DR. BROWN: Are you serious?

ROSE: We don't have the authority or the funding to change the current program, Dr. Brown. I'm sorry.

DR. ABBOTT: That's alright, we appreciate you taking this...

DR. BROWN: ...well then don't change it. In response to the epidemic, offer a privately funded assembly given by the two doctors of this community. We'll teach them a few basic preventative measures and answer any questions they might have.

DR. ABBOTT: We?

ROSE: An assembly. I like it.

DR. ABBOTT: We?

ROSE: The Super would have to approve, and the Principal. And I'm sure they'd get you to separate the boys and the girls.

DR. BROWN: That's fine. I'll take the girls, and your hubby here can take the boys.

DR. ABBOTT: Excuse me, do I have any say in this?

ROSE: And we'll issue a memo saying that any parents who don't want their children attending can keep them out of school.

DR. ABBOTT: Don't humor me, Rose!

[She bangs the gavel.]

ROSE: Next docket.

[The doctors begin to leave.]

DR. BROWN: Cool wife. She ever let you play with the gavel?

[Cut to a County High hallway. Amy, Kayla, and Page are walking down the hall. Amy looks preoccupied. Ephram is approaching from the other end.]

KAYLA: Did you see how Brett totally annihilated Beth Crowner yesterday? She tried to give him a pine cone?

[They pass each other. Amy stares at Ephram, hoping to get a response, but he completely ignores her. She stares back at him.]

[Cut to Everwood Elementary. Delia approaches Magilla, who is playing thumb war with another boy.]

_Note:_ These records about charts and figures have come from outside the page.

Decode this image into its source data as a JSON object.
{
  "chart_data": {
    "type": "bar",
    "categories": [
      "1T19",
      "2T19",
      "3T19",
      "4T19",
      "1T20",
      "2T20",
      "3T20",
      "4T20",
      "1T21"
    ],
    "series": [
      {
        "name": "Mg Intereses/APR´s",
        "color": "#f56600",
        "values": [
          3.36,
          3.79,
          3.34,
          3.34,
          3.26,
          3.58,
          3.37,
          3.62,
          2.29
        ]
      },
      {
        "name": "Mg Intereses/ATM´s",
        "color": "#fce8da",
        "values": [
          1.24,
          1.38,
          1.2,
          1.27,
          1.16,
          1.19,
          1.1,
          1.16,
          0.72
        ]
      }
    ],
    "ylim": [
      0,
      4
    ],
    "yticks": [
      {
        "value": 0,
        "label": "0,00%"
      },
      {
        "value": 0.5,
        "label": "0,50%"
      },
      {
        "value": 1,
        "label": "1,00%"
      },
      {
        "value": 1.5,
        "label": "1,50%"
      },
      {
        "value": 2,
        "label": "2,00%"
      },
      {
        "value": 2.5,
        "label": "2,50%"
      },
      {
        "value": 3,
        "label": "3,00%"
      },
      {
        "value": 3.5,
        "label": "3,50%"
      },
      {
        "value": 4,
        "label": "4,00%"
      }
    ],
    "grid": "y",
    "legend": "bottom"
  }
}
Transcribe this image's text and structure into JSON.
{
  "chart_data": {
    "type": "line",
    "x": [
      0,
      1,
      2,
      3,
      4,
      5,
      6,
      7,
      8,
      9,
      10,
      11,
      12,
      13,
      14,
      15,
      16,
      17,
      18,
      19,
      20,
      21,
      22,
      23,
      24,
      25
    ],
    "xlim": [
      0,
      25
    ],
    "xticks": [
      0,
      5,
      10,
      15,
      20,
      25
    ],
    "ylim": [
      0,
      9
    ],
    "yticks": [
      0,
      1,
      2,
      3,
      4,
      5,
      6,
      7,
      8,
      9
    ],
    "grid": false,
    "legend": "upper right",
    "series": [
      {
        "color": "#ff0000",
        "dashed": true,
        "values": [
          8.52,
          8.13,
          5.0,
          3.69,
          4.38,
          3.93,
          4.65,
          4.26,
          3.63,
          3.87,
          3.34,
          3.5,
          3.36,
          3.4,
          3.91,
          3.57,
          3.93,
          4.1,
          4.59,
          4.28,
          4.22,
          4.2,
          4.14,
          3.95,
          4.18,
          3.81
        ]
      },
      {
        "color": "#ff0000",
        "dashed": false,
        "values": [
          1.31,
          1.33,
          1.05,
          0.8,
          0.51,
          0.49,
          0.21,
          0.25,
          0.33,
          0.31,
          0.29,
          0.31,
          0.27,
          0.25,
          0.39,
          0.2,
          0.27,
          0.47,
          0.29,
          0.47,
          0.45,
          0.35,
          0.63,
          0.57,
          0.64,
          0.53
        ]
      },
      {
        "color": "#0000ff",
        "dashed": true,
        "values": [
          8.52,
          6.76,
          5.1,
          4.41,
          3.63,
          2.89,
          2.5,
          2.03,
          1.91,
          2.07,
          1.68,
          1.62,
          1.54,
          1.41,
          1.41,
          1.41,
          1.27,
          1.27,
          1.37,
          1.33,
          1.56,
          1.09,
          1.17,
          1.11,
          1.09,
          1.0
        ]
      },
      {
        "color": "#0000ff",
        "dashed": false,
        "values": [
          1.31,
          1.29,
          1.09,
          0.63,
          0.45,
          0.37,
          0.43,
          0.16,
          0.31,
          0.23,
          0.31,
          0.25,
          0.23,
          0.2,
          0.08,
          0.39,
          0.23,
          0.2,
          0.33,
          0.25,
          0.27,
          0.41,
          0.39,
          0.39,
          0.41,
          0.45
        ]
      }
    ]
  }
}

MAGILLA: OK. [joins in with Bud] One, two, three, four, I declare a thumb war!

DELIA: Hi, Magilla.

BUD: [to Magilla] Stop. You're not allowed to move your wrist.

MAGILLA: Shut up, I'm not!

DELIA: Can I play next?

MAGILLA: No way!

DELIA: Why not?

MAGILLA: I'm not playing with some stupid girl. It's the thumb war championship game!

DELIA: So?

MAGILLA: So you probably suck your thumb.

DELIA: I do not!

MAGILLA: Get lost, Penguin.

DELIA: I thought you liked penguins.

MAGILLA: I never said that! Take a hike.

BUD: Yeah, take a hike!

[Delia looks sad and goes to sit by herself.]